The theorists believe the baby boomers will become increasingly conservative with their savings, selling stocks to buy bonds and other income-producing investments.

From my experience, this is a load of hooey.

I’m guessing the theorists are in academia and not actually doing investment management with real people.

The firm I co-founded manages investment portfolios for about 350 households and oversees a bit more than $200 million in assets.

We are a small enough shop that we tend to get to know our clients well.

The ages of our clients run the gamut, but a few were born in the 1920s. A whole bunch were born in the 1930s or early ’40s.

We still have some clients who vividly remember the hardships of the Depression. But virtually anybody born between 1930 and 1945 was told many a dire tale by their parents about the tough Depression-era times, stock market crash and bank failures. They heard dinnertime stories about the rich guy in town who lost it all in the market and was living on skid row.

As they grew up, these pre-War kids were skeptical of the stock market-and rightfully so. If any group would be inclined to sell stocks and buy bonds as its members age, this would be it.

But if our clients are at all representative, many members of the “greatest generation” are comfortable with a pretty high allocation to the stock market.

We baby boomers, in contrast, didn’t grow up scared of the stock market. The big fear instilled in us was against communism, not capitalism.

The global economy is taking care of the communism fear. According to Freedom House, a New York-based human rights organization, 30 years ago there were 41 free countries, which encompassed 27 percent of the world’s population.

Today, there are 89 countries and half the world’s population living in freedom. And significantly more than half the world lives under some sort of a capitalistic, market-based economy.
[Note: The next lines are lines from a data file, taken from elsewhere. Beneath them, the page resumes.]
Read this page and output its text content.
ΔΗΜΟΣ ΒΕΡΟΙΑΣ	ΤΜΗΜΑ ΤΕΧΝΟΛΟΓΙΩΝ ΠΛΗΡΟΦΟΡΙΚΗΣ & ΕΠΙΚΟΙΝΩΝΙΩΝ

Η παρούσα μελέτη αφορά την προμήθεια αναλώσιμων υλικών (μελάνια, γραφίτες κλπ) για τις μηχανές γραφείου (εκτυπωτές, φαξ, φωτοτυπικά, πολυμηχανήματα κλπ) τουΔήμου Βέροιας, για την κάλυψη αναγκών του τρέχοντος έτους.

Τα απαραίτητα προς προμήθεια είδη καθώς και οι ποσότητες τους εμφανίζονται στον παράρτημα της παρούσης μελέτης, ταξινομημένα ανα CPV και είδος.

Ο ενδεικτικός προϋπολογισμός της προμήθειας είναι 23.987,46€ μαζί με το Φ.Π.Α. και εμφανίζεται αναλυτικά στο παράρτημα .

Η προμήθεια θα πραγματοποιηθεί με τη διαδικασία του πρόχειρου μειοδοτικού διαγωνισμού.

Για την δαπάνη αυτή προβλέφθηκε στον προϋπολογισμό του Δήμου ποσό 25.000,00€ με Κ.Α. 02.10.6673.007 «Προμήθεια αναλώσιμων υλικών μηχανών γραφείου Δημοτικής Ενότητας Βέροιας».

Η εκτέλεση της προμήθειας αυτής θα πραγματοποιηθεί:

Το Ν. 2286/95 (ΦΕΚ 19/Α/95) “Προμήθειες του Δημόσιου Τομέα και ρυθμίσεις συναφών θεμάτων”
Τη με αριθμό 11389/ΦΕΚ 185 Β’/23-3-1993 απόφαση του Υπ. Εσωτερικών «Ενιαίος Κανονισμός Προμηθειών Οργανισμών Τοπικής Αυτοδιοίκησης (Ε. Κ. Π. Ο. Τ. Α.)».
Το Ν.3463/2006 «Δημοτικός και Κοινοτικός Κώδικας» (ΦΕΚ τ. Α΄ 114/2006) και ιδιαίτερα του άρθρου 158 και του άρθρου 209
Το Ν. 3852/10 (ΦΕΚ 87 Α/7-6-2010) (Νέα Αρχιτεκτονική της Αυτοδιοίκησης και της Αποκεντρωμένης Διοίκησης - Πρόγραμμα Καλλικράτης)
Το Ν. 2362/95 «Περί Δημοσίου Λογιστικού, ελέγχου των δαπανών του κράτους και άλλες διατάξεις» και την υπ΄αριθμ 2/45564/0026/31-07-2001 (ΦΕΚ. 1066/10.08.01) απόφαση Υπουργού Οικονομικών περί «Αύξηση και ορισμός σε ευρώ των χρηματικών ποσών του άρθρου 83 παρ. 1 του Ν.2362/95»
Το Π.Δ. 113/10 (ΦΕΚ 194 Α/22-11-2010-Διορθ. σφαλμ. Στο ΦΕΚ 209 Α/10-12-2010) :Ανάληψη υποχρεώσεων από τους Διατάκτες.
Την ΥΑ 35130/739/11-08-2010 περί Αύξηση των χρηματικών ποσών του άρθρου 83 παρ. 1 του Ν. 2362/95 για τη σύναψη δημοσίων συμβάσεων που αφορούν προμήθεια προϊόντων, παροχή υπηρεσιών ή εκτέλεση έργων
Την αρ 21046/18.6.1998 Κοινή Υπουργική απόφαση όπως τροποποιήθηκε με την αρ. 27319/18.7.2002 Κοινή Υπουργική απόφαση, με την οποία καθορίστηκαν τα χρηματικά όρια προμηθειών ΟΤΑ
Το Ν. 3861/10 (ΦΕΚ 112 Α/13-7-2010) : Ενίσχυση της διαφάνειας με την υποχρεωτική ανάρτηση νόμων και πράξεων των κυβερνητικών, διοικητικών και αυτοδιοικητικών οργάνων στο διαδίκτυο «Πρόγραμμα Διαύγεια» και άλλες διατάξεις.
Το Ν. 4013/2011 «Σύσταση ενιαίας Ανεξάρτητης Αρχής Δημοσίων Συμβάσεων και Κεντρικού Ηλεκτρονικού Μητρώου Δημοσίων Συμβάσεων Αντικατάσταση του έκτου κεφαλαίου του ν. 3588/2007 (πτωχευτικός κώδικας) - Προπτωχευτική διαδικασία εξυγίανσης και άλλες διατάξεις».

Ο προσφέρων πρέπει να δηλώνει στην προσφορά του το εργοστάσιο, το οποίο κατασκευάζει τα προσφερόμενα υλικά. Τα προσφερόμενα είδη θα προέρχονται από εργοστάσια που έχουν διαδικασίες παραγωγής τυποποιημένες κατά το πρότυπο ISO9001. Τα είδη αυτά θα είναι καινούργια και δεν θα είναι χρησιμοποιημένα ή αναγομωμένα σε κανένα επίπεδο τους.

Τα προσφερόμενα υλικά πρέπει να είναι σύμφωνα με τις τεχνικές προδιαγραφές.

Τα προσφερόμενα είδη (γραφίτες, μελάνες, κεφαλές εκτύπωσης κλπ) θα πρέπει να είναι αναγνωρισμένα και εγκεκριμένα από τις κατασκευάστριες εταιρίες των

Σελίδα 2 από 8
Capitalism is the global juggernaut and the countries that are fighting it are falling further and further behind.

Capital flows to where it is treated the best and shows the most promise for the investor-both in terms of getting capital back and earning a positive return.

As Will Rogers said, “I’m more interested in the return of my capital than the return on my capital.”

Corporations and governments feel the same way as old Will Rogers, which is why there is little capital flowing to countries gripped by dictators and tyrants.

China figured this capitalism thing out back in 1978 and look at its growth since. Just wait until China’s debutant party in 2008, when it hosts the summer Olympics and becomes the poster child in living HDTV color for attracting capital.

The baby boomers are living through this global capitalistic revolution and in 10 or 20 years will be less afraid of equity investments than any previous generation.